First of all, why should anything, including a unicorn, be obliged to prove it exists?
Secondly, saying something that's "not true" is pretty shaky ground when it comes to certain topics. How do we define "truth" anyway? Truth can be metaphorical, allegorical, it can be literal, it can be fact-dependant, it can depend on other factors. Is "The Ugly Duckling" by Hans Christian Anderson "the truth"? Well, no, it's a work of fiction, and it's not even true that most ugly ducklings grow up to be swans (most of us grow up to be ugly ducks), but is it some sort of lie? No, and why would anyone think that it is?
What is truth when it comes to fiction? I've heard that Mario Puzzo's "The Godfather" is very close to the actual lifestyle of the Mafia of the era in which it was set, that it "rings true" even though it's a work of fiction. Is it therefore "the truth"?
There's a big difference between being truthful and being literal, and sometimes one has nothing to do with the other.
As for photos, well, I'm pretty good with Photoshop. I could probably take a photo of a horse or a goat and combine it with a couple other things or hand paint some bits and get a reasonably convincing "unicorn" out of it. Photos don't mean anything. There are photos of Bigfoot, too, and even film footage, and there's a photo of the Loch Ness Monster, but they prove nothing. There's nothing about photographs that are particularly "truthful".
Anyway, I'm not sure what point the writer was trying to make, but it's pretty sure that s/he missed all the points I was trying to make.

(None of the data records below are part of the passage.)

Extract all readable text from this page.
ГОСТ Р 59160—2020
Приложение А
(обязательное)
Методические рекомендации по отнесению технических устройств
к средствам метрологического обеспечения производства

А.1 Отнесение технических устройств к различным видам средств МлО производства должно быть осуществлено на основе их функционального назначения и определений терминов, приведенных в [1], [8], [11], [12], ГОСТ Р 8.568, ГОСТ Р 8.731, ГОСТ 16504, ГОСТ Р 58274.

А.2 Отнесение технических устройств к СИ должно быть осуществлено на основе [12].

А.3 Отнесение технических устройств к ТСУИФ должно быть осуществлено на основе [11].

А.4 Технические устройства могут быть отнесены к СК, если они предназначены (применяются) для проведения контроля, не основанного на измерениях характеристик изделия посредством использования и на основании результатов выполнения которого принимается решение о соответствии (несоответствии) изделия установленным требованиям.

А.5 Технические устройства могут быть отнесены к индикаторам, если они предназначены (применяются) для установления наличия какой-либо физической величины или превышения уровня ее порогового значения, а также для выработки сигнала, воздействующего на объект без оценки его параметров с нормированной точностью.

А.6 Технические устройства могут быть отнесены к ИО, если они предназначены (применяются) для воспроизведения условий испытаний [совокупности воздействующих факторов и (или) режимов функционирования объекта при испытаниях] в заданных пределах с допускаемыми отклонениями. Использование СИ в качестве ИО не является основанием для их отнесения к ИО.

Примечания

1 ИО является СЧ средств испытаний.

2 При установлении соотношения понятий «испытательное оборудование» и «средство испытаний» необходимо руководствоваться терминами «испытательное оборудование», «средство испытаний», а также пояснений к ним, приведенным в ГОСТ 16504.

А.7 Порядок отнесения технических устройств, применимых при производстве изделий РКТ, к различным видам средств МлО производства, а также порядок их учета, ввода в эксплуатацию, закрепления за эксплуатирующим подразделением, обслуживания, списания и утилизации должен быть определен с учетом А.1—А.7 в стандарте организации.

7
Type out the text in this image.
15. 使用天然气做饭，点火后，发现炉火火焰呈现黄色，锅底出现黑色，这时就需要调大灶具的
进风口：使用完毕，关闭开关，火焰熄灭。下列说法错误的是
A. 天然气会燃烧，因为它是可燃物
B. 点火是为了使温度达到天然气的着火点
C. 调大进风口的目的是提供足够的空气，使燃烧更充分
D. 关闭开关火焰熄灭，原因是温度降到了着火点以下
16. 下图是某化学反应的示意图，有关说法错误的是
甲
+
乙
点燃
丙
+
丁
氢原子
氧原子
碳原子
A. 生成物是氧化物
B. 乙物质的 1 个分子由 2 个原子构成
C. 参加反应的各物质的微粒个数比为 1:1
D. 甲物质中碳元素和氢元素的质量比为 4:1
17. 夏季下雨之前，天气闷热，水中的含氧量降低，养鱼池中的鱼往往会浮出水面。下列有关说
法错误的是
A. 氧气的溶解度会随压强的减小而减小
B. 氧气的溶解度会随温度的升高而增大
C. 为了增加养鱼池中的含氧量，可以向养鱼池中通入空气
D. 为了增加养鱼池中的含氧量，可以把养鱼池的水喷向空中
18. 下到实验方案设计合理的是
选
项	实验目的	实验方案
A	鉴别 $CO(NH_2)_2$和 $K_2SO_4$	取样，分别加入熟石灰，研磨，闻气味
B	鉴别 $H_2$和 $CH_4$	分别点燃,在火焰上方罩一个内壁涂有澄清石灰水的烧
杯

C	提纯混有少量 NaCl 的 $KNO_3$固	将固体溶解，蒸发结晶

And not for the first time and probably not for the last, I think I'll just add that it's probably not necessary to take the contents of a personal website on the topic of unicorns too seriously. Just because it's on the World Wide Web doesn't mean it means anything. After all, anybody with a computer and a connection to the net can publish whatever they want on the web. Or write anything they want in their personal weblog...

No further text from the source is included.